Selon Mycle Schneider, analyste indépendant de l'énergie nucléaire au Canada, cela signifie que la centrale fonctionne probablement en " mode insulaire", c'est-à-dire qu'elle produit de l'électricité pour son propre fonctionnement. "Le mode insulaire est un moyen très bancal, instable et peu fiable de fournir une alimentation électrique continue à une centrale nucléaire". Il ajoute que "beaucoup, sinon la plupart des tentatives d'îlotage échouent". La centrale de Zaporijjia dispose de générateurs diesel de secours pour produire l'énergie nécessaire au fonctionnement de la centrale si la source extérieure est interrompue. Mais, selon M. Schneider, les opérateurs de la centrale ont peut-être décidé de passer d'abord en mode îlotage. Si la centrale se tourne vers les générateurs diesel en dernier recours et qu'ils tombent en panne, le réacteur et le combustible usé pourraient rapidement surchauffer.
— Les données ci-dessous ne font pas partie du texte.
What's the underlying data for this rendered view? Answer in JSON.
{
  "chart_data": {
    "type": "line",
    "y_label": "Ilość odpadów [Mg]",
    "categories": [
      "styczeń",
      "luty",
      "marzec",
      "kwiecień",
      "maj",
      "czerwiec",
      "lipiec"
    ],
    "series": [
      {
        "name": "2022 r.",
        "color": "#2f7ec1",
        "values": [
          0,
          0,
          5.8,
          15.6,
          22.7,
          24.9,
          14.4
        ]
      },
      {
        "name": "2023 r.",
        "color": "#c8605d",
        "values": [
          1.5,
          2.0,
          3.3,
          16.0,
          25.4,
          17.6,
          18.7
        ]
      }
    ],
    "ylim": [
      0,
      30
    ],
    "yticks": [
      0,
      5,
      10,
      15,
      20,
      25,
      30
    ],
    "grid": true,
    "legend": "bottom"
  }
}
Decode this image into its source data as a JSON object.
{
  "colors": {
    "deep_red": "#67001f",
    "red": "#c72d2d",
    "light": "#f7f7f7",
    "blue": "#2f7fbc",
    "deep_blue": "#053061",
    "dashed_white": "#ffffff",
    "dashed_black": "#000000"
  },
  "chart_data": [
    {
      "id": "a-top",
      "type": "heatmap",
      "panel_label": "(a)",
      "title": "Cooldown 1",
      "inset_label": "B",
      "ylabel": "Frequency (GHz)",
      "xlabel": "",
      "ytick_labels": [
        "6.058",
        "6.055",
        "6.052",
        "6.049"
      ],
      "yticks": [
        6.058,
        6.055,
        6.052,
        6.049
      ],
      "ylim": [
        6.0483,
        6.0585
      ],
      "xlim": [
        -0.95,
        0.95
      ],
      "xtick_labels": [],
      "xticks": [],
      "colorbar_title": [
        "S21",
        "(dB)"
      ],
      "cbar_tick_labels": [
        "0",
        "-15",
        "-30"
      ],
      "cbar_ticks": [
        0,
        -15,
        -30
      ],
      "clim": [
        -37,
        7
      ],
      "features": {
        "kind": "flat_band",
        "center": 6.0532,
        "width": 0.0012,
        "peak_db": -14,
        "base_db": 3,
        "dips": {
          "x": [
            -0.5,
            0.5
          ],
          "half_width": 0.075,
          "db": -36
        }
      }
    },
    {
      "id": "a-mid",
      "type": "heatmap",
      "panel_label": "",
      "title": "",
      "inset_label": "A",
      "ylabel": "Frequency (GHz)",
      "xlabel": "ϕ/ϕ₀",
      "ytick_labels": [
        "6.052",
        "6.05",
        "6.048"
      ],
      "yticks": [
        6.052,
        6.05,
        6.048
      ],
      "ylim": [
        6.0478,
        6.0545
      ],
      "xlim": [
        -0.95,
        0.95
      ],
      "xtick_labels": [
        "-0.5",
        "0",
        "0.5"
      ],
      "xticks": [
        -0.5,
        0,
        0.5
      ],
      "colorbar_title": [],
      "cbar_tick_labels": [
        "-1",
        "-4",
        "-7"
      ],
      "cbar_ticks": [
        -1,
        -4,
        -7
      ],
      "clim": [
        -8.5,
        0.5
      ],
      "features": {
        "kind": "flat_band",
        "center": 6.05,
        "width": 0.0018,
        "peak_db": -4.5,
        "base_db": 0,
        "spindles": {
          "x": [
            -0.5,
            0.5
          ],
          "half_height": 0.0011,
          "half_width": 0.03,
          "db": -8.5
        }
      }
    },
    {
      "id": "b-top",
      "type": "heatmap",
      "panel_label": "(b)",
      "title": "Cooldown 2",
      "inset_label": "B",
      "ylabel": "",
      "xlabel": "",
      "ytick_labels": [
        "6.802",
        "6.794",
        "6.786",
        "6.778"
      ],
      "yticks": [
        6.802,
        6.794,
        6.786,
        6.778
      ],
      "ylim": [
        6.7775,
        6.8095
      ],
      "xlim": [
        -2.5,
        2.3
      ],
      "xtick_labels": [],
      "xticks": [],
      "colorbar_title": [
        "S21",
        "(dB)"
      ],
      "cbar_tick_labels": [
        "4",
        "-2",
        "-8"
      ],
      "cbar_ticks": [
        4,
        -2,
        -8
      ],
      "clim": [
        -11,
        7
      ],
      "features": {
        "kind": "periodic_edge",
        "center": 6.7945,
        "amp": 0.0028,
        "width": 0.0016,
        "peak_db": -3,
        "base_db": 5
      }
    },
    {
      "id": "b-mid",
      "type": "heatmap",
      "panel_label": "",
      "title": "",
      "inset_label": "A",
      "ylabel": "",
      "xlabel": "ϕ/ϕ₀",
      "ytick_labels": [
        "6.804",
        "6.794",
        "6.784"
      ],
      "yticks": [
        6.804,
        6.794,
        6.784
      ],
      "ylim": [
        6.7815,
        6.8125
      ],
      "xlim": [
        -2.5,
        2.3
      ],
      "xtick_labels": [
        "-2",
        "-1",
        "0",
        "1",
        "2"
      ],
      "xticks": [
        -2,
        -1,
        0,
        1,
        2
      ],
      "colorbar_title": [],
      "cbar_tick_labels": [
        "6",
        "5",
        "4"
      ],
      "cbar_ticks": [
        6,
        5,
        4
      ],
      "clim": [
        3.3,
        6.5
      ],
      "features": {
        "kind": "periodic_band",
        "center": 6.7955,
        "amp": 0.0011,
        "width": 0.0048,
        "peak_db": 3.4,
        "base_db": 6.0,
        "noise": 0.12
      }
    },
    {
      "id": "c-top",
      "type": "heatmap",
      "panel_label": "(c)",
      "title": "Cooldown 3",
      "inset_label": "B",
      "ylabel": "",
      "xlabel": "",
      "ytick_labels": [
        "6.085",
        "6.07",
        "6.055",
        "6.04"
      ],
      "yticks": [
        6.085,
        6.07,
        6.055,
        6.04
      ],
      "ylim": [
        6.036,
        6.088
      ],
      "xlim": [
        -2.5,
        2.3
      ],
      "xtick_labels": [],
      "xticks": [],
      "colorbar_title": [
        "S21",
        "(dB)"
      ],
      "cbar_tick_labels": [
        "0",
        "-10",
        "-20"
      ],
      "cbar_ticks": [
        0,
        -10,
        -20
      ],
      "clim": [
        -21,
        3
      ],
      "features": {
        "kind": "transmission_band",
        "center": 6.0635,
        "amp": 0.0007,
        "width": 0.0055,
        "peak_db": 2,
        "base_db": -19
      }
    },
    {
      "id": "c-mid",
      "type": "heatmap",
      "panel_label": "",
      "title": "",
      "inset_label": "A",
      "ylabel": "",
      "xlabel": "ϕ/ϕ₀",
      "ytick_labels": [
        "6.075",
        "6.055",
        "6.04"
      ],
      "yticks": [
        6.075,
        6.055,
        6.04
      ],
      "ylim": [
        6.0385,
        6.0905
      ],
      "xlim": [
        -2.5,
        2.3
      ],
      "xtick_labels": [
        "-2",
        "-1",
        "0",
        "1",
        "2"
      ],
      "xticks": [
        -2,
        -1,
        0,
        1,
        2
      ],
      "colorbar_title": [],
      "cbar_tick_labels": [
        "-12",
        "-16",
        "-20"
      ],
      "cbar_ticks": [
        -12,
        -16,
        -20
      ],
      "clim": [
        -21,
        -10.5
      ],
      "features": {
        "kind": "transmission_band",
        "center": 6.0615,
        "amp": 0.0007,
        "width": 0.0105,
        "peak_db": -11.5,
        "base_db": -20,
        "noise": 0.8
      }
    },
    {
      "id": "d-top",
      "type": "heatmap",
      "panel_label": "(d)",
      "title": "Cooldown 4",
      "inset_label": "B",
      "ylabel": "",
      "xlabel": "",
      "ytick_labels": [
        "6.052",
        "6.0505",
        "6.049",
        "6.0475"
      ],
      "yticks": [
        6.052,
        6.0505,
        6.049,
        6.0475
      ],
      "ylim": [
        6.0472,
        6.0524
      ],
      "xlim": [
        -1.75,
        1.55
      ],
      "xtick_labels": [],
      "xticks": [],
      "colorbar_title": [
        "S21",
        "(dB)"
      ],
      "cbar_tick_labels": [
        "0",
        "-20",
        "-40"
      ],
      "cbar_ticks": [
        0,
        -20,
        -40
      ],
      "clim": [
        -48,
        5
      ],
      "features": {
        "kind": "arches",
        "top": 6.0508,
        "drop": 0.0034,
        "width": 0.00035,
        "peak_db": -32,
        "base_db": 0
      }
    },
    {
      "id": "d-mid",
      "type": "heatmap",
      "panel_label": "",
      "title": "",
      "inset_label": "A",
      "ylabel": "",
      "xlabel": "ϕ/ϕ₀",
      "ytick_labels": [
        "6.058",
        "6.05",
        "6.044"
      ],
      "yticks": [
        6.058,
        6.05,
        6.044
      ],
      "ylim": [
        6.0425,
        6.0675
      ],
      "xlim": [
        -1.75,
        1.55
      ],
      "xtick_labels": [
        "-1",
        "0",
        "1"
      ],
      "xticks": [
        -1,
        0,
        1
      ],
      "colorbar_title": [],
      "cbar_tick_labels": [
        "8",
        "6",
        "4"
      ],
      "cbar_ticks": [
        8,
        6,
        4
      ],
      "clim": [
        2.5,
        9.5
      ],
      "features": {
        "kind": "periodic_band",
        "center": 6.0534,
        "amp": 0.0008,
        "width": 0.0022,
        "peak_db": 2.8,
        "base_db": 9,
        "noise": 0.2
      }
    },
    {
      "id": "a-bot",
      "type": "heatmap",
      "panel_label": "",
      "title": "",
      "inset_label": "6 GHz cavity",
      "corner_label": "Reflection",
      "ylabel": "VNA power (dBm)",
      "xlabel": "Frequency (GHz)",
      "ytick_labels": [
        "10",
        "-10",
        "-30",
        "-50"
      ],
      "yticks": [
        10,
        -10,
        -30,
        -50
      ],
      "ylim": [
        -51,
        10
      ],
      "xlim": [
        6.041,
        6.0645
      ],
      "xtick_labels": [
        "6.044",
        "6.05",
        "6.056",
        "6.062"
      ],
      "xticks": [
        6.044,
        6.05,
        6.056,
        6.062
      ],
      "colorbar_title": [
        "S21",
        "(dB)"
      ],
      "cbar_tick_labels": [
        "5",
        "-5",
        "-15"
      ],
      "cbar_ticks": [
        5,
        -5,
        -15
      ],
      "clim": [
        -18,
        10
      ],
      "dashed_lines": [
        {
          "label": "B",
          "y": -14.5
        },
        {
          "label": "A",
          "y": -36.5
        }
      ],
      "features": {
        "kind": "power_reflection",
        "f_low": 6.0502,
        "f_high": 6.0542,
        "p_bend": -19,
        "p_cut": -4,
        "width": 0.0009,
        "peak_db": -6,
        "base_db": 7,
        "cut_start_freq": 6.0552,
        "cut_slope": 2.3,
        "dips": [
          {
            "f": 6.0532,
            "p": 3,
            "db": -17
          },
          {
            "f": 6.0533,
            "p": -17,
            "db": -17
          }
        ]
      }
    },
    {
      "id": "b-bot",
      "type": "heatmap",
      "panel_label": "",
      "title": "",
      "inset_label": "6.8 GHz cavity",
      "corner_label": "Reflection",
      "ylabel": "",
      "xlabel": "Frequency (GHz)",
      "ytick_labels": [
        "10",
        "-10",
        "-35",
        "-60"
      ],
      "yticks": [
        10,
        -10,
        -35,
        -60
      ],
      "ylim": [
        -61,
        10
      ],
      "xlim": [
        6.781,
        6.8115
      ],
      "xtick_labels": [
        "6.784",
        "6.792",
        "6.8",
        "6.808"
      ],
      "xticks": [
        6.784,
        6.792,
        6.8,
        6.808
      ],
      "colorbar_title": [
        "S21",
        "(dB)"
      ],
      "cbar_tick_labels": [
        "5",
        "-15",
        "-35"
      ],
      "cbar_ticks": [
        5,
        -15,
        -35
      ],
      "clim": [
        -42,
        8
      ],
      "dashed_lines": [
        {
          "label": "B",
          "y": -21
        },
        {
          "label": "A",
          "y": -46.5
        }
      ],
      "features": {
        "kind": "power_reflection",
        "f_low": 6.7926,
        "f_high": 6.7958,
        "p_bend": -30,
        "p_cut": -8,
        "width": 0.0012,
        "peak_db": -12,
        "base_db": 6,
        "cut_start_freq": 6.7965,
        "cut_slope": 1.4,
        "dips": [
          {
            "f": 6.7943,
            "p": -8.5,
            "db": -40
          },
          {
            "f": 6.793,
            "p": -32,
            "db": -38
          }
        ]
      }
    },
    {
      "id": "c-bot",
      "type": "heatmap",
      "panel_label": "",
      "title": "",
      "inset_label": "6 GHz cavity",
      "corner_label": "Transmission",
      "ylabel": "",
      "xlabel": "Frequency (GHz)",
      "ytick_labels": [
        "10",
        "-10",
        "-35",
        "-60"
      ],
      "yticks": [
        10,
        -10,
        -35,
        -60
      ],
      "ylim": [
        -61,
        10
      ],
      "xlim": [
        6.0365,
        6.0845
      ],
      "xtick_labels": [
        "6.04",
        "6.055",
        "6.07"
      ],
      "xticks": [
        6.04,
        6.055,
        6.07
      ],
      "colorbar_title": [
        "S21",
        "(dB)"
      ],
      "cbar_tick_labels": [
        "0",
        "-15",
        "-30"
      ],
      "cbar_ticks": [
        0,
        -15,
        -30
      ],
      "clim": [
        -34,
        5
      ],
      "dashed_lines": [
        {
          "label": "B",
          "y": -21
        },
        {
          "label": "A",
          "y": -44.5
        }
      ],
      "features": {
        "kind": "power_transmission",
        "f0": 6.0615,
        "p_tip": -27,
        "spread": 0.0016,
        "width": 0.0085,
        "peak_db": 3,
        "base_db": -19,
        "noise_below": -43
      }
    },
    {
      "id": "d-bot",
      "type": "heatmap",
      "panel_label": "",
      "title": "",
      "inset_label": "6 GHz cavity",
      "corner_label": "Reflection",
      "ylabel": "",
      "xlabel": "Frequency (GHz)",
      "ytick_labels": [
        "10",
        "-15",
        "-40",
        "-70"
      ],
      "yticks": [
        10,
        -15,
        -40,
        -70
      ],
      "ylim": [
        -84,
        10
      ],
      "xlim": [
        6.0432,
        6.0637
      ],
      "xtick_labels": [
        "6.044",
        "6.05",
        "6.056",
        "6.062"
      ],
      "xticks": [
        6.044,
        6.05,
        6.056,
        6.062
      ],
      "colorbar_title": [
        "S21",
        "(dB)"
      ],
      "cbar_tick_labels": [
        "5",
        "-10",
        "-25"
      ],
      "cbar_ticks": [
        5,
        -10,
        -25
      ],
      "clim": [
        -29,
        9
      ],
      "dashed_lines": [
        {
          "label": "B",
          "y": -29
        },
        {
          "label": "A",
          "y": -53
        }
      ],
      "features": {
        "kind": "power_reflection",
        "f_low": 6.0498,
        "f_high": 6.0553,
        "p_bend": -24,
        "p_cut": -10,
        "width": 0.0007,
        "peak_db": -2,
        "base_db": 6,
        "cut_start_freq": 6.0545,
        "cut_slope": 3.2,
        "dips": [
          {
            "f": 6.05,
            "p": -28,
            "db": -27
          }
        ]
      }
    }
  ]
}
Selon les experts, les réacteurs de Zaporijjia sont conçus pour résister aux catastrophes naturelles et même aux crashs d'avions, mais les combats imprévisibles ont menacé à plusieurs reprises les systèmes de refroidissement. En 1986, l'Ukraine a été le théâtre du pire accident nucléaire au monde, l'explosion de Tchernobyl.

Les services de renseignement ukrainiens ont signalé que les habitants d'Enerhodar fuient la ville par peur. Le vice-premier ministre ukrainien Iryna Vereshchuk a déclaré que la Russie devrait organiser des couloirs de sécurité pour les femmes et les enfants vivant à proximité. "Les gens en masse nous tendent la main pour demander de l'aide. Ils essaient de quitter le territoire dangereux, mais il n'y a pas de couloirs", a déclaré Vereshchuk à la télévision ukrainienne.